|
|
The core
idea behind the NovoSpark's visualization technique is to present each
multidimensional observation as a single observation curve. With this
approach if two data observations are close, the observation curves will have
very similar shapes, whereas if the records are different, the curves will look
significantly different as well.
Let us
illustrate this by an example. Suppose we have two 10-dimensional
observations A and B as shown below.
|
| A: {53.78, 1, 17.56, 2.54, 6.36, 0.16, 4.63,
8.1, 3.28, 1.9} |
B: {50.53, 1.4, 19.05, 2.34, 5.95, 1.53, 3.63,
7.82, 2.98, 2.48} |
|
The observation curves
below are the visual representations of observations A
and B.
|
|

Figure 1. Observation curve A
|

Figure 2. Observation curve B
|
|
Let us now put these two images together. As you may have noticed, the
observation curves A and B look very similar.
It means that the original observations are very much alike too.
The more indistinguishable the observation curves are from each other, the
more identical the original data observations are.
|

Figure 3. Observation curves A and B
|
|
The approach establishes a one-to-one correspondence between data records
and observation curves.
The order of observation parameters, or data
columns, is significant for the shapes of observation
curves. For instance, if we swap the first three parameters in
observations A and B, the shapes of the observation
curves will change too, as shown on Figure 4.
A (new): {17.56, 53.78, 1, 2.54, 6.36, 0.16, 4.63,
8.1, 3.28, 1.9}
B (new): {19.05, 50.53, 1.4, 2.34, 5.95,
1.53, 3.63, 7.82, 2.98, 2.48}
|

Figure 4. Observation curves A and B with swapped
parameters
|
|
An observation curve is a two-dimensional image of a multidimensional
data observation.
When the curves are rendered in three-dimensional space, with the third
dimension, also called "Z-dimension" , representing either a distance in
multidimensional space or time span between two observations, a lot
of interesting data properties can be seen.
|

Figure 5. Observation curves A and B shown in 3D space
|
|
A straight path between observation A and observation B in
multidimensional space can be represented as a surface
connecting two observation curves. Any observation with intermediate data
values like the one highlighted in red on Figure 6, will
lie on this surface.
The image on Figure 7
below was obtained as a result of connecting 38 individual observation
curves in an ordered dataset.
|

Figure 6. The shortest path between observations A and B
|
|

Figure 7. Dynamic process on a 3D view
|
|
Three-dimensional visualization space provides an opportunity to look at
the same image from different angles. For instance, the below image
represents a "left side" 2D projection view of the above dataset.

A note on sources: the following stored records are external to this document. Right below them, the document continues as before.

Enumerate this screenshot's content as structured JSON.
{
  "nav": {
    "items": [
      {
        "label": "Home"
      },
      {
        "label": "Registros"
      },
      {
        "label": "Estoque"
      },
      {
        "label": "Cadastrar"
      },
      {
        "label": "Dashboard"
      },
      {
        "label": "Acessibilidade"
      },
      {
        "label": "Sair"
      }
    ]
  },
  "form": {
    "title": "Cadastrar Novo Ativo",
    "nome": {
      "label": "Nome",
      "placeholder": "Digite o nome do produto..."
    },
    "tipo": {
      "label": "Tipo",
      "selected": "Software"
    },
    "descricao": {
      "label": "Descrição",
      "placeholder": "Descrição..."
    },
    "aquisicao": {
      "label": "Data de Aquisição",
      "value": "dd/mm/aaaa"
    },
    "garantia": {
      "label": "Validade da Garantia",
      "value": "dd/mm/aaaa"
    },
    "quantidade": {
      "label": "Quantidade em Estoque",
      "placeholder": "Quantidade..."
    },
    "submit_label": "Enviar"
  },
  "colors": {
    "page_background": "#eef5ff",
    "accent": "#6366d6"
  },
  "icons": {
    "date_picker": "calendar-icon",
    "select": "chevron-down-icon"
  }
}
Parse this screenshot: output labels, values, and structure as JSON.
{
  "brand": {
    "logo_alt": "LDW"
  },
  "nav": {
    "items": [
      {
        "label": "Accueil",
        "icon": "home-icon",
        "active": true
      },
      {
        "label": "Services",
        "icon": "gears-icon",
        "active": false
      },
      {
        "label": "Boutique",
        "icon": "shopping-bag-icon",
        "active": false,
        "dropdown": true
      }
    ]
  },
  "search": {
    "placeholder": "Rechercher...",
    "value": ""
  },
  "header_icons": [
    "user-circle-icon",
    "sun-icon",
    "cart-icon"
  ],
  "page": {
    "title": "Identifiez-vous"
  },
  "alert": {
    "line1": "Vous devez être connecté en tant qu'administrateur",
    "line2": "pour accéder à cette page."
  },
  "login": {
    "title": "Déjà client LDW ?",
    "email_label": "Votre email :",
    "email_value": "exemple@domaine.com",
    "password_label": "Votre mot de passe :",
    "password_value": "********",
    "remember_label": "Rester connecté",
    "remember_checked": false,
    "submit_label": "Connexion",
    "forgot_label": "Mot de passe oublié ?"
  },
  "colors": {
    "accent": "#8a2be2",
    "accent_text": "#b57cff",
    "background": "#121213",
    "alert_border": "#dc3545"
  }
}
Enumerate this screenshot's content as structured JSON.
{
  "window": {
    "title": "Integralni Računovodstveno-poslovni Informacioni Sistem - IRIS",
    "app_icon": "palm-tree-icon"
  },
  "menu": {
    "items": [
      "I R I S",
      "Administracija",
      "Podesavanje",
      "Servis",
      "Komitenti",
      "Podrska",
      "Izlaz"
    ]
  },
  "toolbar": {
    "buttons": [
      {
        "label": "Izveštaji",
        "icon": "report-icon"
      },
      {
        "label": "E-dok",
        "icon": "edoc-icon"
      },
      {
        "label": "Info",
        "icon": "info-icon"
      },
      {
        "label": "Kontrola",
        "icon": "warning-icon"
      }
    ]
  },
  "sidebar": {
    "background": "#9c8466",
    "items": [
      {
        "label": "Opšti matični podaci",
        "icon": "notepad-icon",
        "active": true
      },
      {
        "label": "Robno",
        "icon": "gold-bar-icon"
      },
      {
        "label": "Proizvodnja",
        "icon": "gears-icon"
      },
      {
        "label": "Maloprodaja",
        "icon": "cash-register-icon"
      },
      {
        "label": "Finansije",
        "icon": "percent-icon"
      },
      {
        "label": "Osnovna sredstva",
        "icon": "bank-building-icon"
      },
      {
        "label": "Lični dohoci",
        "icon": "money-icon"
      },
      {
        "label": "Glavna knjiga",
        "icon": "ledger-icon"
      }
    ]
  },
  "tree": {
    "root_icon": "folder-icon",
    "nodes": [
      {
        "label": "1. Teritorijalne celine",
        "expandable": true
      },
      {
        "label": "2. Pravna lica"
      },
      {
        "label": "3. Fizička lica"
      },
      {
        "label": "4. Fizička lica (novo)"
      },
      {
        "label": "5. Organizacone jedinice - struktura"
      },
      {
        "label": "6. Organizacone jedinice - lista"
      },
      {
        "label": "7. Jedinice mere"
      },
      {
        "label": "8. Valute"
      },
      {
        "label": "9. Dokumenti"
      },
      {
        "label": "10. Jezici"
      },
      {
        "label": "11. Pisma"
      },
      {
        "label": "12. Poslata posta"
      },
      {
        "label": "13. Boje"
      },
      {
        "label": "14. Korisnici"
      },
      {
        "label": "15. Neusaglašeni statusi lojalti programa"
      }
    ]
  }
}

Figure 8. Dynamic process on a 2D view
|
|
Let us get back to observations A and B . If
we were to see the differences between them in more
detail, one of the techniques that could be used for this purpose is
the transformation of the original data.
|
|
The original data can be
normalized to have data values lie within the [0, 1] range. For
instance, here is the result of applying the normalization
to observations A and B:
The original data with max
values in each column highlighted in bold:
A: { 53.78, 1.0,
17.56, 2.54, 6.36, 0.16, 4.63, 8.10, 3.28,
1.90 }
B: { 50.53, 1.4,
19.05, 2.34, 5.95, 1.53, 3.63, 7.82, 2.98, 2.48 }
The normalized data:
A: {1, 0, 0, 1,
1, 0, 1, 1, 1, 0}
B: {0, 1,
1, 0, 0, 1, 0, 0, 0, 1}
|

Figure 9. Observation curves A and B after normalization
|
|
In the cases when different
observation parameters are measured in different units or scale, the
shapes of observation curves may get obscured by the nibs appearing
on both sides of the curves. To eliminate them and enhance the
general appearance of the curves a filter can be applied as shown on
Figure 10.
|

Figure 10. Observation curves A and B after normalization
and filter
|
|
To see the differences
between observation curves in even greater detail a color palette can
be used to identify curves' levels based on the colors they are rendered
with on the image. By imaginarily stretching the curves along the Z-axis and
looking at the resulting color bars from the top you can obtain a spectrum
view of each observation.
The below images show the
spectrum bars of observations A and B . You can see that
they look very similar, which is an indication that the original data
observations are very similar as well.
|
|

Figure 11. Observation curve A and its spectrum bar
|

Figure 12. Observation curve B and its spectrum bar
|
|
|